Trek through the Ancash
If you prefer walking to surfing, trekking through the Ancash might provide the nature fix you’re after. North of Lima, this rugged region has two mountain ranges, Cordillera Blanca and Cordillera Huayhuash.
The number of hikes on offer makes it a trekkers paradise. Zigzagging along steep trails through snow capped peaks you’ll find Andean villages and turquoise lakes.
Just remember to pack your camera.
You can book yourself onto a guided trek here.

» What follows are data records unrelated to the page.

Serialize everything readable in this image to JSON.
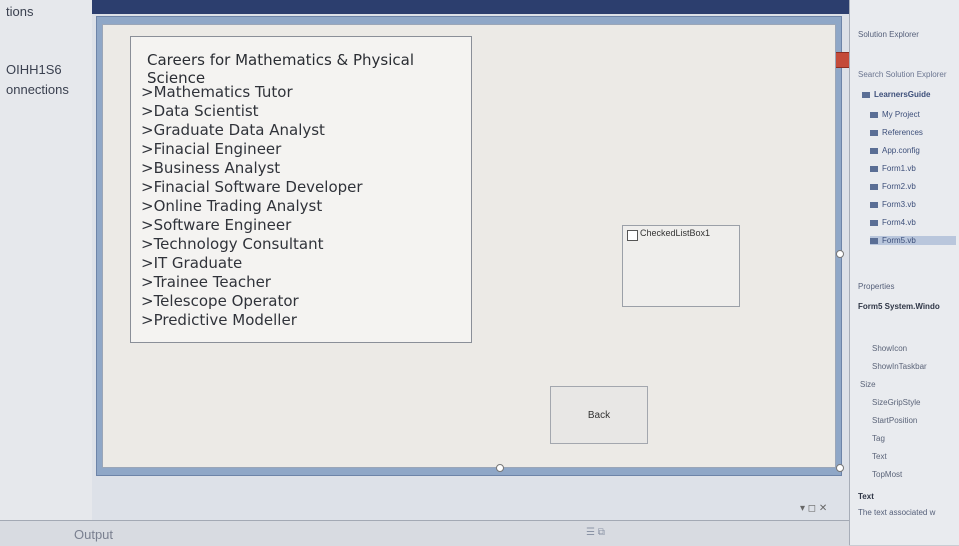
{
  "left_panel": {
    "items": [
      "tions",
      "OIHH1S6",
      "onnections"
    ]
  },
  "form": {
    "careers_title": "Careers for Mathematics & Physical Science",
    "careers": [
      ">Mathematics Tutor",
      ">Data Scientist",
      ">Graduate Data Analyst",
      ">Finacial Engineer",
      ">Business Analyst",
      ">Finacial Software Developer",
      ">Online Trading Analyst",
      ">Software Engineer",
      ">Technology Consultant",
      ">IT Graduate",
      ">Trainee Teacher",
      ">Telescope Operator",
      ">Predictive Modeller"
    ],
    "checked_list_box_label": "CheckedListBox1",
    "back_button": "Back"
  },
  "solution_explorer": {
    "title": "Solution Explorer",
    "search_placeholder": "Search Solution Explorer",
    "project": "LearnersGuide",
    "items": [
      "My Project",
      "References",
      "App.config",
      "Form1.vb",
      "Form2.vb",
      "Form3.vb",
      "Form4.vb",
      "Form5.vb"
    ]
  },
  "properties": {
    "title": "Properties",
    "object": "Form5 System.Windo",
    "rows": [
      "ShowIcon",
      "ShowInTaskbar",
      "Size",
      "SizeGripStyle",
      "StartPosition",
      "Tag",
      "Text",
      "TopMost"
    ],
    "desc_title": "Text",
    "desc": "The text associated w"
  },
  "output": {
    "label": "Output",
    "window_controls": "▾ ◻ ✕"
  }
}
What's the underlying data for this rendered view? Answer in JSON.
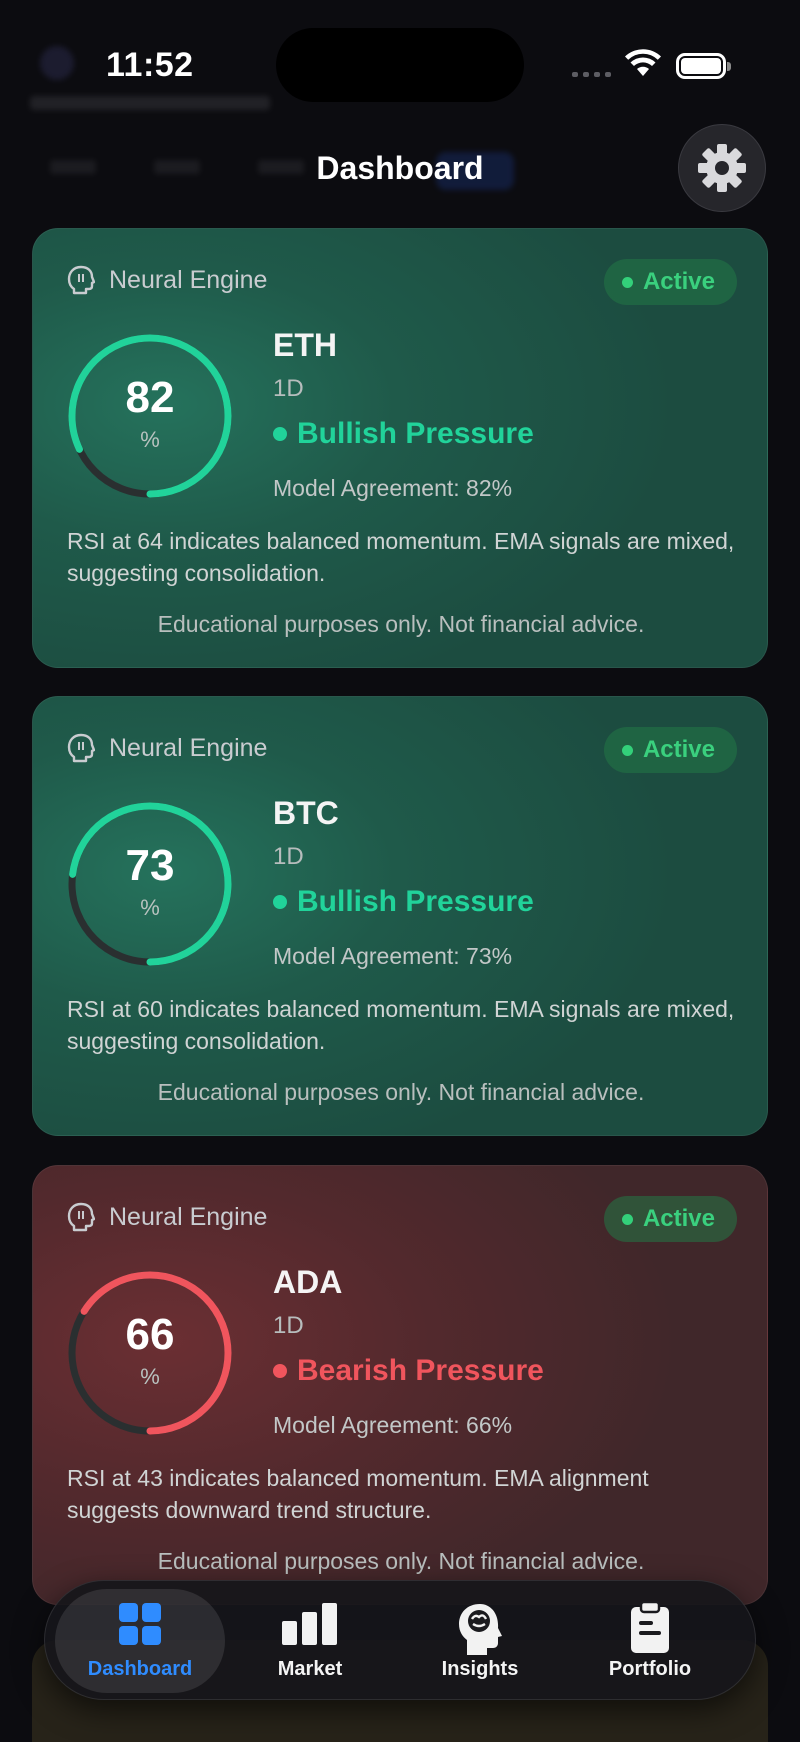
{
  "status_bar": {
    "time": "11:52"
  },
  "header": {
    "title": "Dashboard"
  },
  "cards": [
    {
      "engine_label": "Neural Engine",
      "status": "Active",
      "confidence": "82",
      "unit": "%",
      "asset": "ETH",
      "timeframe": "1D",
      "pressure": "Bullish Pressure",
      "sentiment": "bullish",
      "agreement": "Model Agreement: 82%",
      "description": "RSI at 64 indicates balanced momentum. EMA signals are mixed, suggesting consolidation.",
      "disclaimer": "Educational purposes only. Not financial advice.",
      "gauge_fill": 0.82
    },
    {
      "engine_label": "Neural Engine",
      "status": "Active",
      "confidence": "73",
      "unit": "%",
      "asset": "BTC",
      "timeframe": "1D",
      "pressure": "Bullish Pressure",
      "sentiment": "bullish",
      "agreement": "Model Agreement: 73%",
      "description": "RSI at 60 indicates balanced momentum. EMA signals are mixed, suggesting consolidation.",
      "disclaimer": "Educational purposes only. Not financial advice.",
      "gauge_fill": 0.73
    },
    {
      "engine_label": "Neural Engine",
      "status": "Active",
      "confidence": "66",
      "unit": "%",
      "asset": "ADA",
      "timeframe": "1D",
      "pressure": "Bearish Pressure",
      "sentiment": "bearish",
      "agreement": "Model Agreement: 66%",
      "description": "RSI at 43 indicates balanced momentum. EMA alignment suggests downward trend structure.",
      "disclaimer": "Educational purposes only. Not financial advice.",
      "gauge_fill": 0.66
    }
  ],
  "tab_bar": {
    "tabs": [
      {
        "label": "Dashboard",
        "icon": "grid-icon",
        "selected": true
      },
      {
        "label": "Market",
        "icon": "bar-chart-icon",
        "selected": false
      },
      {
        "label": "Insights",
        "icon": "brain-head-icon",
        "selected": false
      },
      {
        "label": "Portfolio",
        "icon": "clipboard-icon",
        "selected": false
      }
    ]
  },
  "colors": {
    "bullish": "#21d39a",
    "bearish": "#f0555d",
    "active": "#3ad07e",
    "accent": "#2f8cff"
  }
}
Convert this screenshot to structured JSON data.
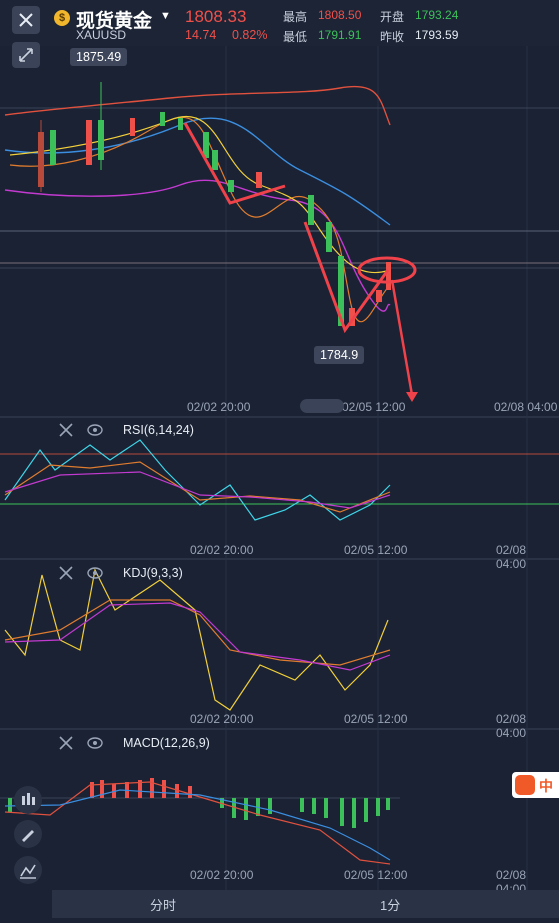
{
  "header": {
    "title": "现货黄金",
    "symbol": "XAUUSD",
    "coin_glyph": "$",
    "price": "1808.33",
    "change": "14.74",
    "change_pct": "0.82%",
    "high_label": "最高",
    "high_value": "1808.50",
    "open_label": "开盘",
    "open_value": "1793.24",
    "low_label": "最低",
    "low_value": "1791.91",
    "prevclose_label": "昨收",
    "prevclose_value": "1793.59"
  },
  "main_chart": {
    "high_tag": "1875.49",
    "low_tag": "1784.9",
    "x_labels": [
      "02/02 20:00",
      "02/05 12:00",
      "02/08 04:00"
    ]
  },
  "rsi": {
    "label": "RSI(6,14,24)",
    "x_labels": [
      "02/02 20:00",
      "02/05 12:00",
      "02/08 04:00"
    ]
  },
  "kdj": {
    "label": "KDJ(9,3,3)",
    "x_labels": [
      "02/02 20:00",
      "02/05 12:00",
      "02/08 04:00"
    ]
  },
  "macd": {
    "label": "MACD(12,26,9)",
    "x_labels": [
      "02/02 20:00",
      "02/05 12:00",
      "02/08 04:00"
    ]
  },
  "footer": {
    "tab_timeshare": "分时",
    "tab_1min": "1分"
  },
  "logo_text": "中",
  "colors": {
    "up": "#f0504a",
    "down": "#3cc15a",
    "bg": "#1a2233",
    "annotation": "#f0424a"
  },
  "icons": [
    "close-icon",
    "shrink-icon",
    "coin-icon",
    "caret-down-icon",
    "eye-icon",
    "candle-icon",
    "pencil-icon",
    "chart-tool-icon"
  ]
}
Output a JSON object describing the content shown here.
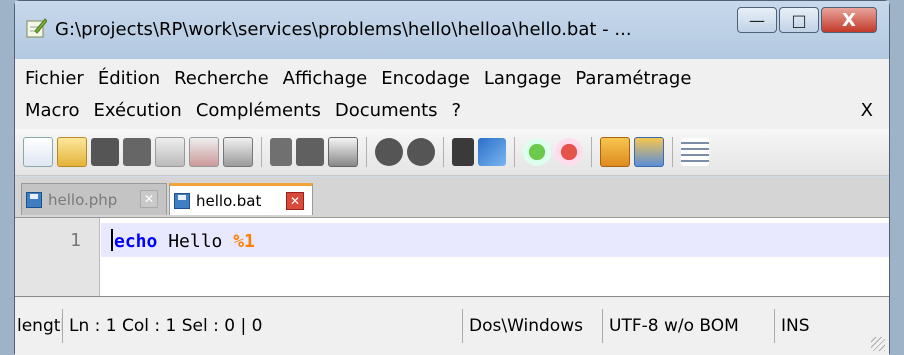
{
  "window": {
    "title": "G:\\projects\\RP\\work\\services\\problems\\hello\\helloa\\hello.bat - ...",
    "buttons": {
      "minimize": "—",
      "maximize": "□",
      "close": "X"
    }
  },
  "menu": {
    "row1": [
      "Fichier",
      "Édition",
      "Recherche",
      "Affichage",
      "Encodage",
      "Langage",
      "Paramétrage"
    ],
    "row2": [
      "Macro",
      "Exécution",
      "Compléments",
      "Documents",
      "?"
    ],
    "close_label": "X"
  },
  "toolbar": {
    "icons": [
      "new-file-icon",
      "open-file-icon",
      "save-icon",
      "save-all-icon",
      "close-icon",
      "close-all-icon",
      "print-icon",
      "cut-icon",
      "copy-icon",
      "paste-icon",
      "undo-icon",
      "redo-icon",
      "find-icon",
      "replace-icon",
      "zoom-in-icon",
      "zoom-out-icon",
      "sync-vertical-icon",
      "sync-horizontal-icon",
      "word-wrap-icon"
    ]
  },
  "tabs": [
    {
      "label": "hello.php",
      "active": false,
      "close": "✕"
    },
    {
      "label": "hello.bat",
      "active": true,
      "close": "✕"
    }
  ],
  "editor": {
    "line_number": "1",
    "code": {
      "keyword": "echo",
      "text": " Hello ",
      "arg": "%1"
    }
  },
  "statusbar": {
    "length": "length",
    "position": "Ln : 1    Col : 1    Sel : 0 | 0",
    "eol": "Dos\\Windows",
    "encoding": "UTF-8 w/o BOM",
    "mode": "INS"
  },
  "colors": {
    "keyword": "#0000ff",
    "argument": "#ff8000",
    "current_line": "#e8e8ff",
    "active_tab_accent": "#f2a33a"
  }
}
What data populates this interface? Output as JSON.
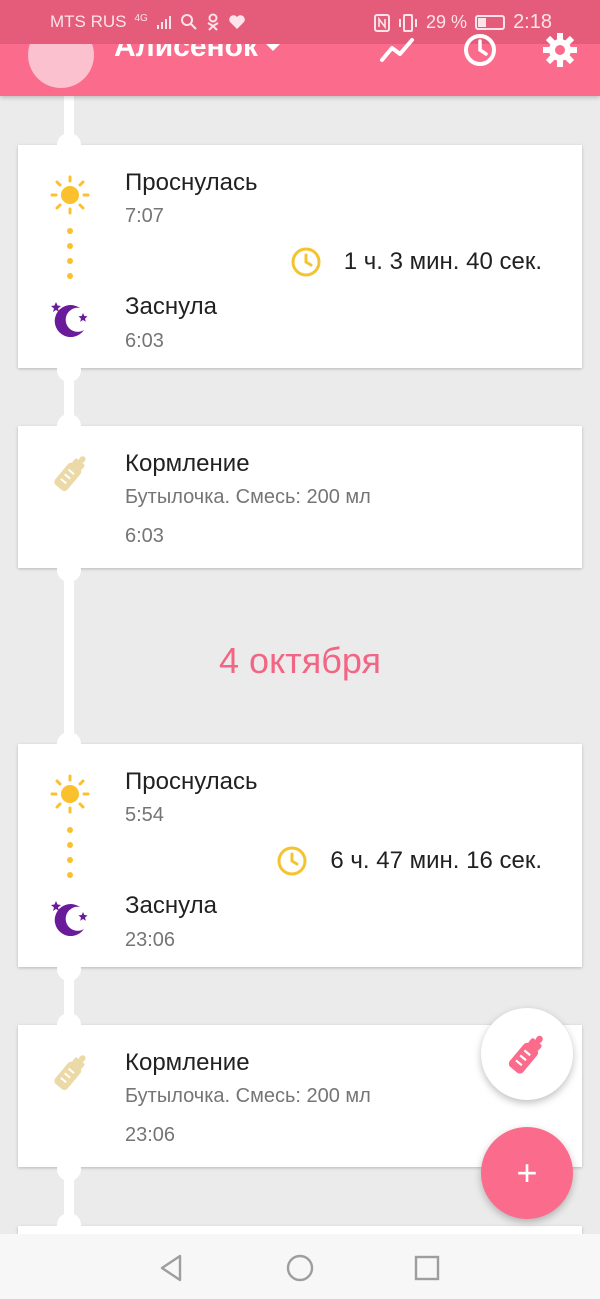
{
  "status_bar": {
    "carrier": "MTS RUS",
    "network": "4G",
    "battery_percent": "29 %",
    "time": "2:18"
  },
  "app_bar": {
    "child_name": "Алисенок",
    "icons": [
      "trend-icon",
      "clock-icon",
      "gear-icon"
    ],
    "accent_color": "#fb6b8c"
  },
  "feed": {
    "sleep_1": {
      "woke_label": "Проснулась",
      "woke_time": "7:07",
      "duration": "1 ч. 3 мин. 40 сек.",
      "slept_label": "Заснула",
      "slept_time": "6:03"
    },
    "feed_1": {
      "label": "Кормление",
      "detail": "Бутылочка. Смесь: 200 мл",
      "time": "6:03"
    },
    "date_header": "4 октября",
    "sleep_2": {
      "woke_label": "Проснулась",
      "woke_time": "5:54",
      "duration": "6 ч. 47 мин. 16 сек.",
      "slept_label": "Заснула",
      "slept_time": "23:06"
    },
    "feed_2": {
      "label": "Кормление",
      "detail": "Бутылочка. Смесь: 200 мл",
      "time": "23:06"
    }
  },
  "fabs": {
    "add_symbol": "+"
  },
  "colors": {
    "sun": "#fbc02d",
    "moon": "#6a1b9a",
    "clock": "#f4c430",
    "bottle": "#ecd9a8",
    "date_header": "#f26585"
  }
}
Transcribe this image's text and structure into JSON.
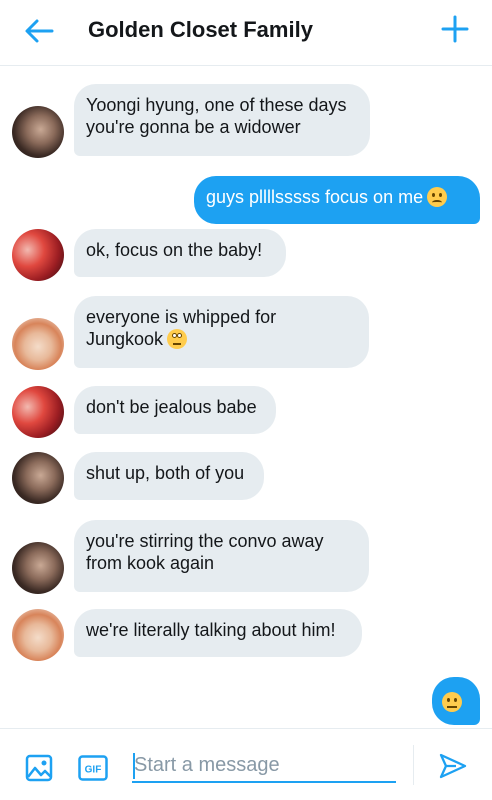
{
  "header": {
    "title": "Golden Closet Family",
    "back_icon": "arrow-left-icon",
    "new_icon": "plus-icon",
    "accent": "#1da1f2"
  },
  "messages": [
    {
      "side": "in",
      "avatar": "avatar-a",
      "text": "Yoongi hyung, one of these days you're gonna be a widower"
    },
    {
      "side": "out",
      "text": "guys pllllsssss focus on me",
      "emoji": "frowning-face"
    },
    {
      "side": "in",
      "avatar": "avatar-b",
      "text": "ok, focus on the baby!"
    },
    {
      "side": "in",
      "avatar": "avatar-c",
      "text": "everyone is whipped for Jungkook",
      "emoji": "face-with-rolling-eyes"
    },
    {
      "side": "in",
      "avatar": "avatar-b",
      "text": "don't be jealous babe"
    },
    {
      "side": "in",
      "avatar": "avatar-a",
      "text": "shut up, both of you"
    },
    {
      "side": "in",
      "avatar": "avatar-a",
      "text": "you're stirring the convo away from kook again"
    },
    {
      "side": "in",
      "avatar": "avatar-c",
      "text": "we're literally talking about him!"
    },
    {
      "side": "out",
      "text": "",
      "emoji": "pensive-face"
    }
  ],
  "composer": {
    "placeholder": "Start a message",
    "image_icon": "image-icon",
    "gif_label": "GIF",
    "send_icon": "send-icon"
  },
  "colors": {
    "incoming_bubble": "#e6ecf0",
    "outgoing_bubble": "#1da1f2"
  }
}
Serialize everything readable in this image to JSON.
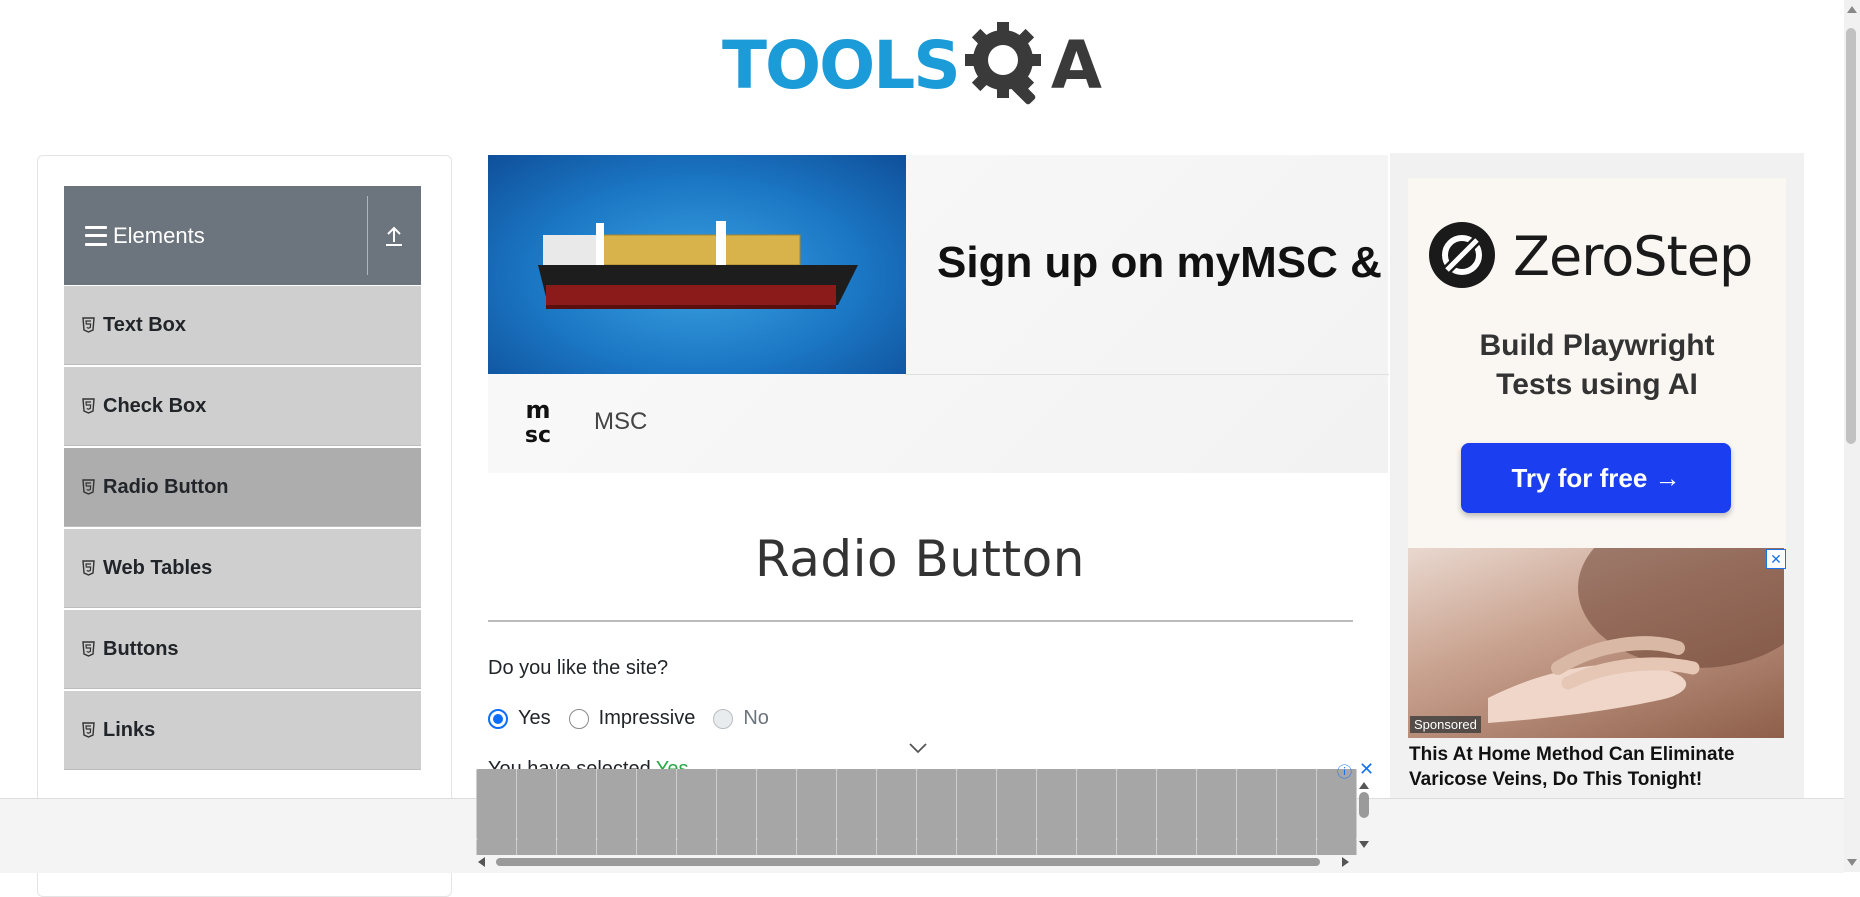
{
  "header": {
    "logo_text": "TOOLS",
    "logo_q": "Q",
    "logo_a": "A"
  },
  "sidebar": {
    "group_title": "Elements",
    "items": [
      {
        "label": "Text Box",
        "active": false
      },
      {
        "label": "Check Box",
        "active": false
      },
      {
        "label": "Radio Button",
        "active": true
      },
      {
        "label": "Web Tables",
        "active": false
      },
      {
        "label": "Buttons",
        "active": false
      },
      {
        "label": "Links",
        "active": false
      }
    ]
  },
  "top_ad": {
    "headline": "Sign up on myMSC & B",
    "brand": "MSC",
    "brand_logo_text": "msc"
  },
  "main": {
    "title": "Radio Button",
    "question": "Do you like the site?",
    "options": [
      {
        "label": "Yes",
        "state": "checked"
      },
      {
        "label": "Impressive",
        "state": "unchecked"
      },
      {
        "label": "No",
        "state": "disabled"
      }
    ],
    "result_prefix": "You have selected ",
    "result_value": "Yes"
  },
  "right_ad": {
    "brand": "ZeroStep",
    "tagline_line1": "Build Playwright",
    "tagline_line2": "Tests using AI",
    "cta": "Try for free →",
    "sponsored": "Sponsored",
    "headline": "This At Home Method Can Eliminate Varicose Veins, Do This Tonight!",
    "close": "✕"
  },
  "bottom_ad": {
    "adchoices": "ⓘ",
    "close": "✕"
  },
  "colors": {
    "accent": "#0d6efd",
    "selected_value": "#28a745",
    "sidebar_header": "#6c757d",
    "logo_blue": "#1b9bd7",
    "cta_blue": "#1b3ef0"
  }
}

Experience Cusco on horseback
The ancient city of Cusco was once the capital of the Incan Empire, and is now the oldest city still inhabited in the Americas. The metropolis witnessed the arrival of the Spanish into Peru and is now full of colonial architecture, archaeological sites and Incan ruins.
Outside of the centre, there are plenty of natural wonders to explore too. You can visit the salt mines of Maras and the ancient Incan terraces of Moray on horseback with Green Peru Adventures.
While to the southeast of the city lie the much photographed Montaña de Siete Colores - rainbow mountains - of Vinicunca. So make sure to take a peek and a picture before you leave this enchanting area.